KTBA Inc. paid 60 cents for each tiara. In order to make the state’s minimum hourly wage of $6.25 the women would have to make 10 tiaras each hour—one tiara every six minutes. “That’s impossible,” worker Martha Gutierrez Castillo told the Orange County Register. “It’s very difficult and poorly paid.”

At the beginning of the investigation Carol Schelin, owner of KTBA Inc., told the Orange County Register she was not taking advantage of her employees. “I love the people I have. The last thing I would want to do is exploit anybody. There are always going to be people who are unhappy; maybe they don’t have the skill.”

Since the investigation, KTBA Inc. has closed its doors. Schelin had worked with Disney for nearly a decade. The state will try to collect the remaining $600,000 in back wages from Schelin and her defunct company.

Besides failing to meet the minimum wage standard, KTBA Inc. was also found to be violating overtime laws and child labor laws. According to the agency’s report, more than a dozen minors between the ages of seven and 15 were used to assemble Disney products.

Disney officials pulled the products off the shelves in July and destroyed any remaining stock. Wands and tiaras seized by the state agency were donated to children’s charities. Sondra Haley, spokeswoman for the Disney store, told the Associated Press, “We feel a responsibility as a good corporate citizen to make the KTBA employees whole.”

Schelin expected to be a scapegoat. In July, when the allegations were first announced, she told reporters, “They [Disney] are going to cut all ties as if they knew nothing, which in reality they did.”
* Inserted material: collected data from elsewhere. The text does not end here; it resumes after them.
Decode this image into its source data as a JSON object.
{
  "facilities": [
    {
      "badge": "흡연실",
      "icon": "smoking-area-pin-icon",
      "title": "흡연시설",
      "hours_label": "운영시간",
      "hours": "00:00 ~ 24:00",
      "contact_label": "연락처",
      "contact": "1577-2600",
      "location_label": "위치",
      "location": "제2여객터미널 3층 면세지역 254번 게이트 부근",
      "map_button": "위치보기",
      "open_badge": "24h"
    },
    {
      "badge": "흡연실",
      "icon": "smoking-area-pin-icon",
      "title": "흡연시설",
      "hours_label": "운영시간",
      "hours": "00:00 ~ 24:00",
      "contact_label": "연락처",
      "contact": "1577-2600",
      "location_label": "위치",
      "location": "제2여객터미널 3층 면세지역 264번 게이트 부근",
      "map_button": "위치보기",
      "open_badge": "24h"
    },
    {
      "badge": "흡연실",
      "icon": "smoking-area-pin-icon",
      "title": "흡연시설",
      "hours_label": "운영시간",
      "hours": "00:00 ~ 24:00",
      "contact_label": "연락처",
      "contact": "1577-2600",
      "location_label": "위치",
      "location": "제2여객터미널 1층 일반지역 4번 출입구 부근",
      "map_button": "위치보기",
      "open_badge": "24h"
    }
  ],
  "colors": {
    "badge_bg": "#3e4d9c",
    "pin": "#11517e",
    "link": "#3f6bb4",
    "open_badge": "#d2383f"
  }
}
This is not the first time Disney contractors have been accused of violating labor laws. Charles Kernaghan, of the New York-based National Labor Committee investigated Disney contractors in China and Haiti in the past, “Disney tries to project this image of children's dreams but in fact they are one of the worst sweatshop abusers in the world.”

A spokesman for the labor standards agency said workers would receive checks within the next few months. The amount per worker has yet to be determined.